Heavy metals enter the water supply through both natural and industrial processes. While some of these metals are necessary for human metabolism, many are toxic even in small concentrations. Various methods such as ion-exchange chromatography, reverse osmosis, and chemical precipitation are currently employed to remove heavy metals from water, however the high costs and large waste generation associated with these have led to research in new methods of heavy metal remediation. This work focused on the metal ion extracting capabilities of new silica-immobilized-thiosemicarbazone (SIT) materials. These materials were synthesized by introducing a covalent linkage between various thiosemicarbazide compounds and a functionalized silica particle, resulting in five new immobilized thiosemicarbazone ligands.
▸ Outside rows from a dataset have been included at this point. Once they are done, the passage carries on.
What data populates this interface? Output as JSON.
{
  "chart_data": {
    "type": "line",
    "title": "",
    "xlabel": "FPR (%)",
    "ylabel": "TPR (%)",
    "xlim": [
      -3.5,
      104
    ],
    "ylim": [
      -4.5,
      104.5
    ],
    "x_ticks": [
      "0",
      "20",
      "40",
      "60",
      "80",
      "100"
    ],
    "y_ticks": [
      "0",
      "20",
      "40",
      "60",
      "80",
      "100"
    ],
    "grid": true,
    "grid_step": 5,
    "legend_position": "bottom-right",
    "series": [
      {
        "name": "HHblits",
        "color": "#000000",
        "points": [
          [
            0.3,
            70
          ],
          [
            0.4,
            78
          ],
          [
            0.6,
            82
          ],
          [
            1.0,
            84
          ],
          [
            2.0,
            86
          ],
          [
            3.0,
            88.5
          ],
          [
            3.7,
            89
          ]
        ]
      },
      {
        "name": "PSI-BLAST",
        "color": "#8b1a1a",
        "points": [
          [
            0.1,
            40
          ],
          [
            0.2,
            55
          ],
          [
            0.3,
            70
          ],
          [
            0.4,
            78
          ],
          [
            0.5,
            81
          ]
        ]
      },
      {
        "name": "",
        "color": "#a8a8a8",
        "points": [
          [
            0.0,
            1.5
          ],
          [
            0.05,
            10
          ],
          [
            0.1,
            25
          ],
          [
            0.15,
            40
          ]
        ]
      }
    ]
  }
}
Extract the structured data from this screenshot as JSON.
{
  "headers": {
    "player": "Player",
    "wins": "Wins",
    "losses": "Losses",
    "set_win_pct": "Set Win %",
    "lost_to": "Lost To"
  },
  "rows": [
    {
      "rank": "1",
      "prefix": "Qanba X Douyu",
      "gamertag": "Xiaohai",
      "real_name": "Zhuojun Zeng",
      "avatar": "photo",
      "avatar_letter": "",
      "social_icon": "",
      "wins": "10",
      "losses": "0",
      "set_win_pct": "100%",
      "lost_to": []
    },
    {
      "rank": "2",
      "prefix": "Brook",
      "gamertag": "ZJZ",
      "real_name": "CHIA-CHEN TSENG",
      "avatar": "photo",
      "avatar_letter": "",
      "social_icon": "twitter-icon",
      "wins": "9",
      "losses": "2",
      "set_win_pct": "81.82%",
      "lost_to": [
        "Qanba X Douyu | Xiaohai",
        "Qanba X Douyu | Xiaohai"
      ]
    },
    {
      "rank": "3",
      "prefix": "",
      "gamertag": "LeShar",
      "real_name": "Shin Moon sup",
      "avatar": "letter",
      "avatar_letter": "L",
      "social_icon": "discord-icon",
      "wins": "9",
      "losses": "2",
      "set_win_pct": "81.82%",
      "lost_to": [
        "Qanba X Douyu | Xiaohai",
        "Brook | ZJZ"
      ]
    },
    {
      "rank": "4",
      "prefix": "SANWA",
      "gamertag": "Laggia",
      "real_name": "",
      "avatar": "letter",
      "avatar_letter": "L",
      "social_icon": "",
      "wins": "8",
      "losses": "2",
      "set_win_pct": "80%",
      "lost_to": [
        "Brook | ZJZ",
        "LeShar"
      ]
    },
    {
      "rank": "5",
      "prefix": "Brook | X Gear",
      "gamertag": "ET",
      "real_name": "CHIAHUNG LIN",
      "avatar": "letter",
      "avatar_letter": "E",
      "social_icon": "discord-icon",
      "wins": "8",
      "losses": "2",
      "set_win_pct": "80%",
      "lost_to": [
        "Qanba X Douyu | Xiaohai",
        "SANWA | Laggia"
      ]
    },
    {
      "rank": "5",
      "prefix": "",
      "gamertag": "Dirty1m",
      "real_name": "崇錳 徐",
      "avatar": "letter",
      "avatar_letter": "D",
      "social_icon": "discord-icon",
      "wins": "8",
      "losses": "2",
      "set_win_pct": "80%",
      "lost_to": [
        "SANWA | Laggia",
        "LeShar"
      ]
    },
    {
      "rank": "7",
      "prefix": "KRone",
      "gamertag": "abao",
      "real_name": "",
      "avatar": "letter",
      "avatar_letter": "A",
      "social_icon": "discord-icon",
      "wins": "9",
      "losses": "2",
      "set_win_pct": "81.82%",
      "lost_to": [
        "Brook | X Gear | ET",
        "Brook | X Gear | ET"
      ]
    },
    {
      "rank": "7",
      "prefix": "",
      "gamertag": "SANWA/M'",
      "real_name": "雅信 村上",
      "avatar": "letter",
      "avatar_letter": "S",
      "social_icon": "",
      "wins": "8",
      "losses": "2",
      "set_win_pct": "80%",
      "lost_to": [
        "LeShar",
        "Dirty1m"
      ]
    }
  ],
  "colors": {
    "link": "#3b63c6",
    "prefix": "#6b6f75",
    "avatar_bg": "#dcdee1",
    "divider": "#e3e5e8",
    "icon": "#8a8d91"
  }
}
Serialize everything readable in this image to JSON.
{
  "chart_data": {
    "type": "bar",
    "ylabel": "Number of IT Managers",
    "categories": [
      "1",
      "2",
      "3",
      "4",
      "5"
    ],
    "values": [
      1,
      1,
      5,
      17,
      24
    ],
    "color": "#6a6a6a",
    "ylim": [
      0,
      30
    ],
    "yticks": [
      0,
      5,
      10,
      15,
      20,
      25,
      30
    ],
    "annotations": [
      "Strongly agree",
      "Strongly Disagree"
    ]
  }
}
The extraction efficiency of each of the five materials was then evaluated by analyzing the uptake of two radioisotopes, Cd-109 and Ni-63, across a wide range of pH levels. Overall, the compounds displayed an increased affinity for Cd-109 with an increase in pH, however, Ni-63 extraction was limited. Successful extraction of heavy metals by these newly produced SIT materials could lead to more efficient remediation of toxic substances in water.